SocraticGadfly: Your body, for sale

March 19, 2012

Your body, for sale



Hey, if SXSW can have human hotspots for wireless, why can't people be paid to brand-tattoo their foreheads, etc.?

Well, they already are, and it will likely get worse.

Michael Sandel tells us just what the problems are with that.
Why worry that we are moving toward a society in which everything is up for sale?

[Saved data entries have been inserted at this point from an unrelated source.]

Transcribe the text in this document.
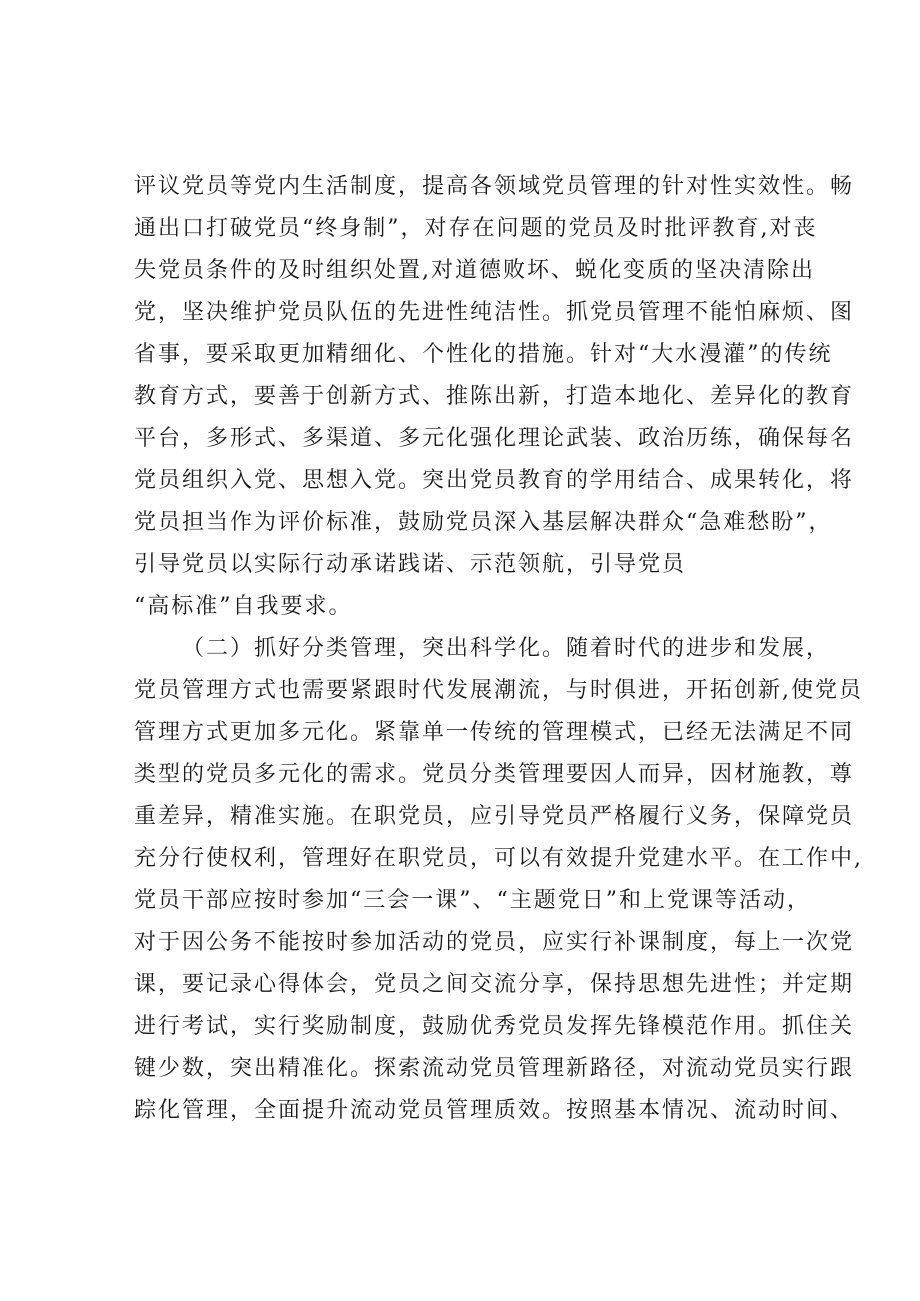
评议党员等党内生活制度，提高各领域党员管理的针对性实效性。畅
通出口打破党员“终身制”，对存在问题的党员及时批评教育,对丧
失党员条件的及时组织处置,对道德败坏、蜕化变质的坚决清除出
党，坚决维护党员队伍的先进性纯洁性。抓党员管理不能怕麻烦、图
省事，要采取更加精细化、个性化的措施。针对“大水漫灌”的传统
教育方式，要善于创新方式、推陈出新，打造本地化、差异化的教育
平台，多形式、多渠道、多元化强化理论武装、政治历练，确保每名
党员组织入党、思想入党。突出党员教育的学用结合、成果转化，将
党员担当作为评价标准，鼓励党员深入基层解决群众“急难愁盼”，
引导党员以实际行动承诺践诺、示范领航，引导党员
“高标准”自我要求。
（二）抓好分类管理，突出科学化。随着时代的进步和发展，
党员管理方式也需要紧跟时代发展潮流，与时俱进，开拓创新,使党员
管理方式更加多元化。紧靠单一传统的管理模式，已经无法满足不同
类型的党员多元化的需求。党员分类管理要因人而异，因材施教，尊
重差异，精准实施。在职党员，应引导党员严格履行义务，保障党员
充分行使权利，管理好在职党员，可以有效提升党建水平。在工作中,
党员干部应按时参加“三会一课”、“主题党日”和上党课等活动，
对于因公务不能按时参加活动的党员，应实行补课制度，每上一次党
课，要记录心得体会，党员之间交流分享，保持思想先进性；并定期
进行考试，实行奖励制度，鼓励优秀党员发挥先锋模范作用。抓住关
键少数，突出精准化。探索流动党员管理新路径，对流动党员实行跟
踪化管理，全面提升流动党员管理质效。按照基本情况、流动时间、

For two reasons. One is about inequality, the other about corruption. First, consider inequality. In a society where everything is for sale, life is harder for those of modest means. The more money can buy, the more affluence—or the lack of it—matters. If the only advantage of affluence were the ability to afford yachts, sports cars, and fancy vacations, inequalities of income and wealth would matter less than they do today. But as money comes to buy more and more, the distribution of income and wealth looms larger.
The second reason we should hesitate to put everything up for sale is more difficult to describe. It is not about inequality and fairness but about the corrosive tendency of markets. Putting a price on the good things in life can corrupt them. That’s because markets don’t only allocate goods; they express and promote certain attitudes toward the goods being exchanged. Paying kids to read books might get them to read more, but might also teach them to regard reading as a chore rather than a source of intrinsic satisfaction. Hiring foreign mercenaries to fight our wars might spare the lives of our citizens, but might also corrupt the meaning of citizenship.
That said, Sandel says the problem is more that of making things into "markets" (that would include the Internet, too) that shouldn't be, than the normal greed of capitalism.

Well, I'd partially beg to differ. It's that greed of capitalism, put on steroids, that LED to the marketizing of things that shouldn't be.

Beyond that, Sandel talks about markets becoming detached from morals. Well, capitalism by itself is at best a-moral in the sense of not being an issue of morals, and, at worst, because it's based on greed, fundamentally immoral.

Rather, one could say that modern capitalism is getting in touch with the base-level immorality that was camouflaged for all these years.

Camouflaged by what? In part, per Antonin Scalia, civic Christianity? But, we still have many conservatives proclaiming civic Christianity today, with a greed-based success gospel no less immoral than capitalism in general.

A sense of noblesse oblige? But, the one GOP presidential candidate who should have that, Mitt Romney, doesn't.

By a pre-technological society in which societal pressures counted for more? Perhaps.

Maybe it's the simple doubling of the world's population in the past half-century or so, that's continued to erode a sense of community, whether within a nation or globally.

If so, on either of the last two, we're in trouble.